You can make a good future (at least in zone 2).
FGC #633 Sonic CD
- System: Would you believe this was initially available on the Sega CD? It’s true! It seems there was also a standalone port on Playstation 3, Xbox 360, and PC around 2011, and it was part of the Sonic Gems Collection on Playstation 2 and Gamecube. It most recently was available as part of the Sonic Origins compilation on Playstation 4/5, Xbox X/S, and Nintendo Switch (no slash).
- Number of players: If there is a two player racing mode or something here, we are not acknowledging it.
- Port O Call: As you have likely guessed, most screenshots in this article are from the Sonic Origins version of Sonic CD. What has changed from the original release? I have no idea! I mean, it is widescreen, there is no such thing as “lives”, there is the “drop dash”, you can retry special stages repeatedly; we all know those changes are in there. But the little things? Other than the fact that they dropped Sonic’s “I’m out of here” voice, I have no clue about the little things that have been changed. Let’s assume the fact that I played this a lot more intently than the Sonic Gems version is a simple matter of the ergonomics of the Nintendo Switch, and not because they made sweeping changes.

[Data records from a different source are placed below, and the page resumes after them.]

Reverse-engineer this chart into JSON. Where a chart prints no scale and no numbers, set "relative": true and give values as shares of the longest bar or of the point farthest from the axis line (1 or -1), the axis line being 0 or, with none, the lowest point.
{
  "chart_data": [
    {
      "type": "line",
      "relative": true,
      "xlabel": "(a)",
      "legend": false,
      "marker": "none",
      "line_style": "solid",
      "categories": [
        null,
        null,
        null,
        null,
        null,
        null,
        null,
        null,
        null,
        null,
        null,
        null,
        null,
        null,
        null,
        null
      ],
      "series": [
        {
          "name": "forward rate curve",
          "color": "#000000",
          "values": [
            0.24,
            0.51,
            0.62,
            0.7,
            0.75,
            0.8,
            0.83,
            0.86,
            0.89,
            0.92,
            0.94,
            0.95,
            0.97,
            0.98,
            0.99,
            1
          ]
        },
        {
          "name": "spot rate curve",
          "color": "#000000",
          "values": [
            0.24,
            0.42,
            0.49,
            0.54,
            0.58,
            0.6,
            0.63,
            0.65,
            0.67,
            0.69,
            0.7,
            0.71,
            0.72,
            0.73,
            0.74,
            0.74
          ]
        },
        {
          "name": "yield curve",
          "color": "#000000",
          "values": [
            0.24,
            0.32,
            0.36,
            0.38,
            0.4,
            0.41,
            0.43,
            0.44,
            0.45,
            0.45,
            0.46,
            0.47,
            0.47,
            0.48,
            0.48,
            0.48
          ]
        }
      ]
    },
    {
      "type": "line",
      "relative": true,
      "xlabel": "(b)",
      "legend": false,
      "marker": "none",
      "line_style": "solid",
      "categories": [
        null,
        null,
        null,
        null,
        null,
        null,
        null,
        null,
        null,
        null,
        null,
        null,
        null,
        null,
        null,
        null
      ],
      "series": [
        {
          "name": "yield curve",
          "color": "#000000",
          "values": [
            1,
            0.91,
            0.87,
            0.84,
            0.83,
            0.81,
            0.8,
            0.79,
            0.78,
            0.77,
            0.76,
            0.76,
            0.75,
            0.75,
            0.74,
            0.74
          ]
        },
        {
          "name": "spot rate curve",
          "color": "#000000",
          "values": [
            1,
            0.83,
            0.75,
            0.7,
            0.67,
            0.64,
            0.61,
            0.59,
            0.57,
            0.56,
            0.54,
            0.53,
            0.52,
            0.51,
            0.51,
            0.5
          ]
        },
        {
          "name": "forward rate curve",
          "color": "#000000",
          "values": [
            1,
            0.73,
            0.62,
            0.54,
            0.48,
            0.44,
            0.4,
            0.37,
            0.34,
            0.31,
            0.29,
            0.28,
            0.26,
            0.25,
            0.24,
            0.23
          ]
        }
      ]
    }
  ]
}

- Favorite Boss: The Egg Conveyer is a deadly treadmill meant to trap Sonic in an endless loop of running… but the weakness of the Egg Conveyer is the very treadmill Sonic will inevitably run upon. So, basically, Robotnik built a machine that is weak to its own purpose. This is why you always fail, Ivo.
- Favorite Zone: Stardust Speedway joins Sonic the Hedgehog’s Star Light Zone as another star-themed zone that is my absolute favorite. And, hey, I dislike Tidal Tempest as much as Labyrinth Zone! This really should have been the “first” sequel to Sonic the Hedgehog!

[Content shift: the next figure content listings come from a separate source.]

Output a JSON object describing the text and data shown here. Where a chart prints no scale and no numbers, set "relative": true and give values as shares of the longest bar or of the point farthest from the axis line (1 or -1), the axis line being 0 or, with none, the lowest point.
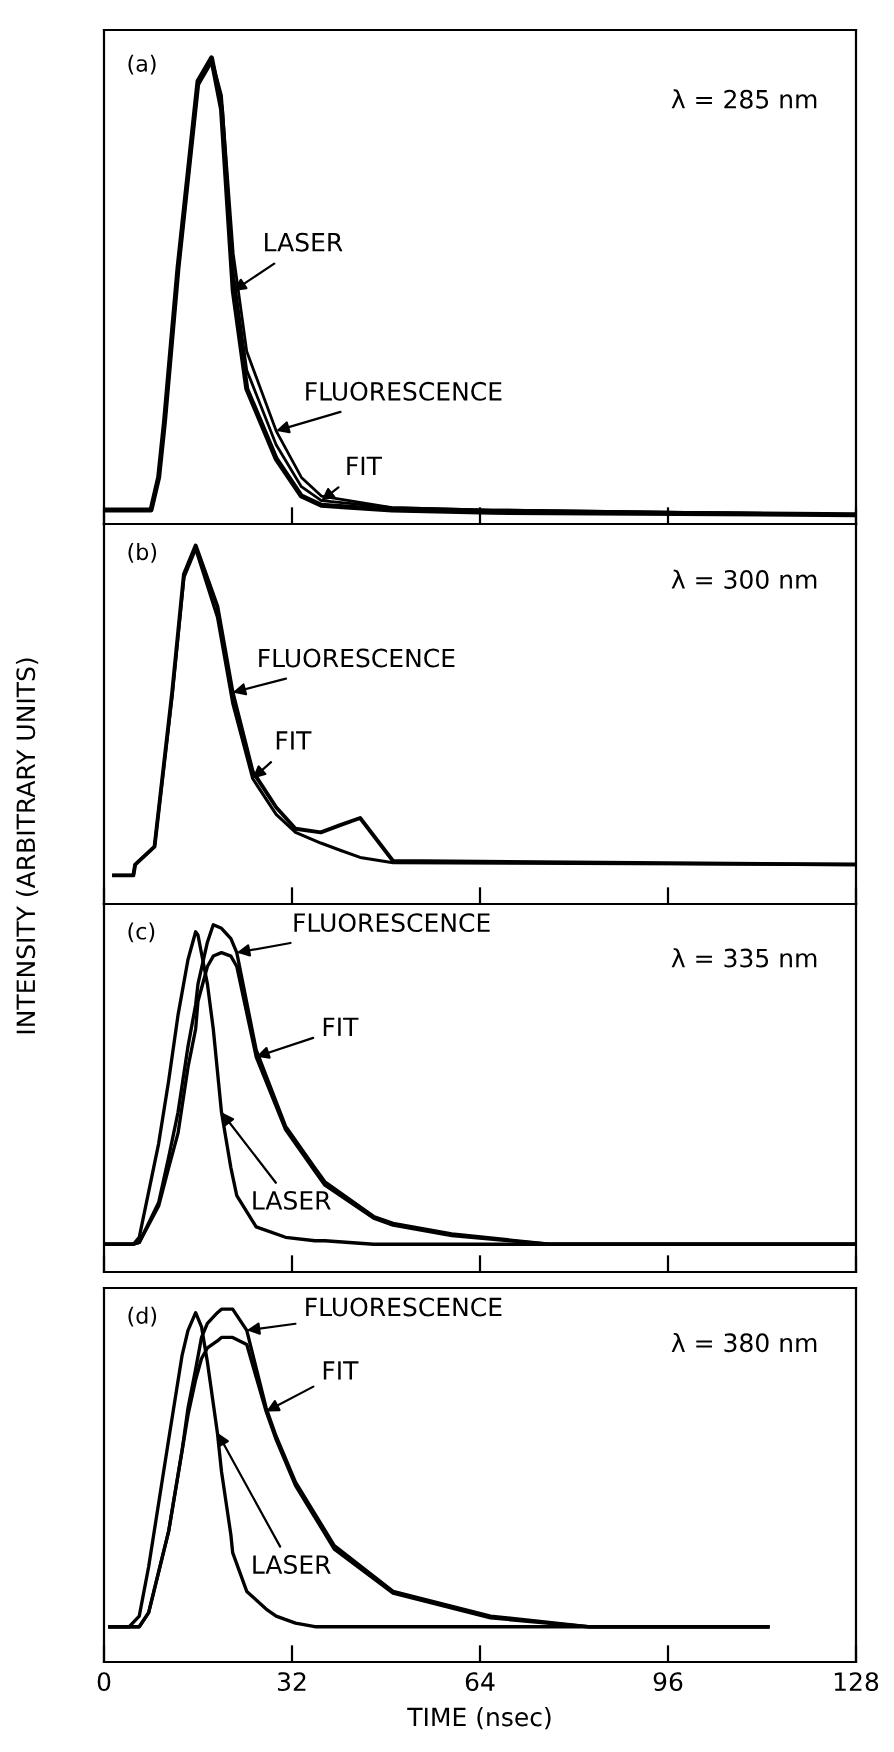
{
  "chart_data": [
    {
      "type": "line",
      "relative": true,
      "ylabel": "INTENSITY (ARBITRARY UNITS)",
      "annotations": [
        "(a)",
        "λ = 285 nm"
      ],
      "xlim": [
        0,
        128
      ],
      "xticks": [
        0,
        32,
        64,
        96,
        128
      ],
      "tick_labels": false,
      "grid": false,
      "legend": false,
      "x": [
        0,
        8,
        9.3,
        10.3,
        12.6,
        16,
        18.3,
        20,
        22,
        24.3,
        29.3,
        33.6,
        37,
        49,
        66,
        128
      ],
      "series": [
        {
          "name": "LASER",
          "color": "#000000",
          "values": [
            0.03,
            0.03,
            0.1,
            0.22,
            0.55,
            0.95,
            1,
            0.89,
            0.5,
            0.29,
            0.14,
            0.06,
            0.04,
            0.03,
            0.025,
            0.02
          ]
        },
        {
          "name": "FLUORESCENCE",
          "color": "#000000",
          "values": [
            0.03,
            0.03,
            0.1,
            0.22,
            0.55,
            0.95,
            1,
            0.92,
            0.58,
            0.37,
            0.2,
            0.1,
            0.06,
            0.035,
            0.03,
            0.02
          ]
        },
        {
          "name": "FIT",
          "color": "#000000",
          "values": [
            0.03,
            0.03,
            0.1,
            0.21,
            0.54,
            0.94,
            0.99,
            0.905,
            0.54,
            0.33,
            0.17,
            0.08,
            0.05,
            0.035,
            0.03,
            0.02
          ]
        }
      ]
    },
    {
      "type": "line",
      "relative": true,
      "annotations": [
        "(b)",
        "λ = 300 nm"
      ],
      "xlim": [
        0,
        128
      ],
      "xticks": [
        0,
        32,
        64,
        96,
        128
      ],
      "tick_labels": false,
      "grid": false,
      "legend": false,
      "x": [
        1.7,
        5,
        5.3,
        8.6,
        11.6,
        13.6,
        15.6,
        19.3,
        21.9,
        25.3,
        29.3,
        32.6,
        36.9,
        40.2,
        43.6,
        49.2,
        128
      ],
      "series": [
        {
          "name": "FLUORESCENCE",
          "color": "#000000",
          "values": [
            0.08,
            0.08,
            0.11,
            0.16,
            0.59,
            0.92,
            1,
            0.83,
            0.59,
            0.37,
            0.27,
            0.21,
            0.2,
            0.22,
            0.24,
            0.12,
            0.11
          ]
        },
        {
          "name": "FIT",
          "color": "#000000",
          "values": [
            0.08,
            0.08,
            0.11,
            0.16,
            0.58,
            0.91,
            0.99,
            0.8,
            0.56,
            0.35,
            0.25,
            0.2,
            0.17,
            0.15,
            0.13,
            0.115,
            0.11
          ]
        }
      ]
    },
    {
      "type": "line",
      "relative": true,
      "annotations": [
        "(c)",
        "λ = 335 nm"
      ],
      "xlim": [
        0,
        128
      ],
      "xticks": [
        0,
        32,
        64,
        96,
        128
      ],
      "tick_labels": false,
      "grid": false,
      "legend": false,
      "x": [
        0,
        5,
        6,
        9.3,
        11,
        12.6,
        14.3,
        15.6,
        16,
        17.6,
        18.6,
        20,
        21.6,
        22.6,
        25.9,
        30.9,
        35.9,
        37.6,
        45.9,
        49.2,
        59.2,
        75.8,
        128
      ],
      "series": [
        {
          "name": "FLUORESCENCE",
          "color": "#000000",
          "values": [
            0.08,
            0.08,
            0.085,
            0.2,
            0.33,
            0.46,
            0.65,
            0.77,
            0.83,
            0.95,
            1,
            0.99,
            0.96,
            0.92,
            0.64,
            0.42,
            0.3,
            0.26,
            0.16,
            0.14,
            0.11,
            0.08,
            0.08
          ]
        },
        {
          "name": "FIT",
          "color": "#000000",
          "values": [
            0.08,
            0.08,
            0.085,
            0.19,
            0.3,
            0.4,
            0.59,
            0.7,
            0.78,
            0.88,
            0.91,
            0.92,
            0.91,
            0.88,
            0.62,
            0.41,
            0.29,
            0.25,
            0.155,
            0.135,
            0.105,
            0.08,
            0.08
          ]
        },
        {
          "name": "LASER",
          "color": "#000000",
          "values": [
            0.08,
            0.08,
            0.1,
            0.37,
            0.55,
            0.74,
            0.9,
            0.98,
            0.97,
            0.83,
            0.7,
            0.46,
            0.3,
            0.22,
            0.13,
            0.1,
            0.09,
            0.09,
            0.08,
            0.08,
            0.08,
            0.08,
            0.08
          ]
        }
      ]
    },
    {
      "type": "line",
      "relative": true,
      "xlabel": "TIME (nsec)",
      "annotations": [
        "(d)",
        "λ = 380 nm"
      ],
      "xlim": [
        0,
        128
      ],
      "xticks": [
        0,
        32,
        64,
        96,
        128
      ],
      "tick_labels": "x",
      "grid": false,
      "legend": false,
      "x": [
        1,
        4.3,
        6,
        7.6,
        11,
        13.3,
        14.3,
        15.6,
        16.6,
        17.6,
        19.3,
        20,
        21.6,
        21.9,
        24.3,
        27.6,
        29.3,
        32.6,
        35.9,
        39.2,
        49.2,
        65.8,
        82.4,
        113
      ],
      "series": [
        {
          "name": "FLUORESCENCE",
          "color": "#000000",
          "values": [
            0.1,
            0.1,
            0.1,
            0.14,
            0.37,
            0.6,
            0.72,
            0.83,
            0.92,
            0.96,
            0.99,
            1,
            1,
            1,
            0.94,
            0.72,
            0.64,
            0.51,
            0.42,
            0.33,
            0.2,
            0.13,
            0.1,
            0.1
          ]
        },
        {
          "name": "FIT",
          "color": "#000000",
          "values": [
            0.1,
            0.1,
            0.1,
            0.14,
            0.37,
            0.6,
            0.7,
            0.8,
            0.86,
            0.89,
            0.91,
            0.92,
            0.92,
            0.92,
            0.9,
            0.71,
            0.63,
            0.5,
            0.41,
            0.32,
            0.195,
            0.125,
            0.1,
            0.1
          ]
        },
        {
          "name": "LASER",
          "color": "#000000",
          "values": [
            0.1,
            0.1,
            0.13,
            0.27,
            0.63,
            0.87,
            0.94,
            0.99,
            0.95,
            0.85,
            0.65,
            0.54,
            0.36,
            0.31,
            0.2,
            0.15,
            0.13,
            0.11,
            0.1,
            0.1,
            0.1,
            0.1,
            0.1,
            0.1
          ]
        }
      ]
    }
  ]
}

- Goggle Bob Fact: I played through Sonic CD once before, but apparently it did not stick in my mind, as I totally forgot Sonic Mania’s Metallic Madness first appeared as the final zone of Sonic CD. I thought the shrink ray and “tetris spikes” were original to Mania!
- Watch it, Buddy: In honor of the release of Sonic Origins, BEAT was going to play Sonic 3 & Knuckles on the stream. But he get held up for a week, so I was forced to play Sonic the Hedgehog (2006) instead. I am not going to play that again for the FGC, so here is the stream:
Please enjoy watching how long it takes for me to get a ball in a hole.
- Did you know? Every bad future theme on the Japanese soundtrack has lyrics/singing except Tidal Tempest. I do not know why bad futures gets vocal tracks, and what Tidal Tempest did to avoid such a fate, but here we are.
- Would I play again: Count me as someone who finds Sonic CD to be more of a forgotten gem than a stain on Sonic’s good name. That said, I would still probably play one of the Sega Genesis CD-less titles first. Maybe I will get to this one again on its inevitable next rerelease.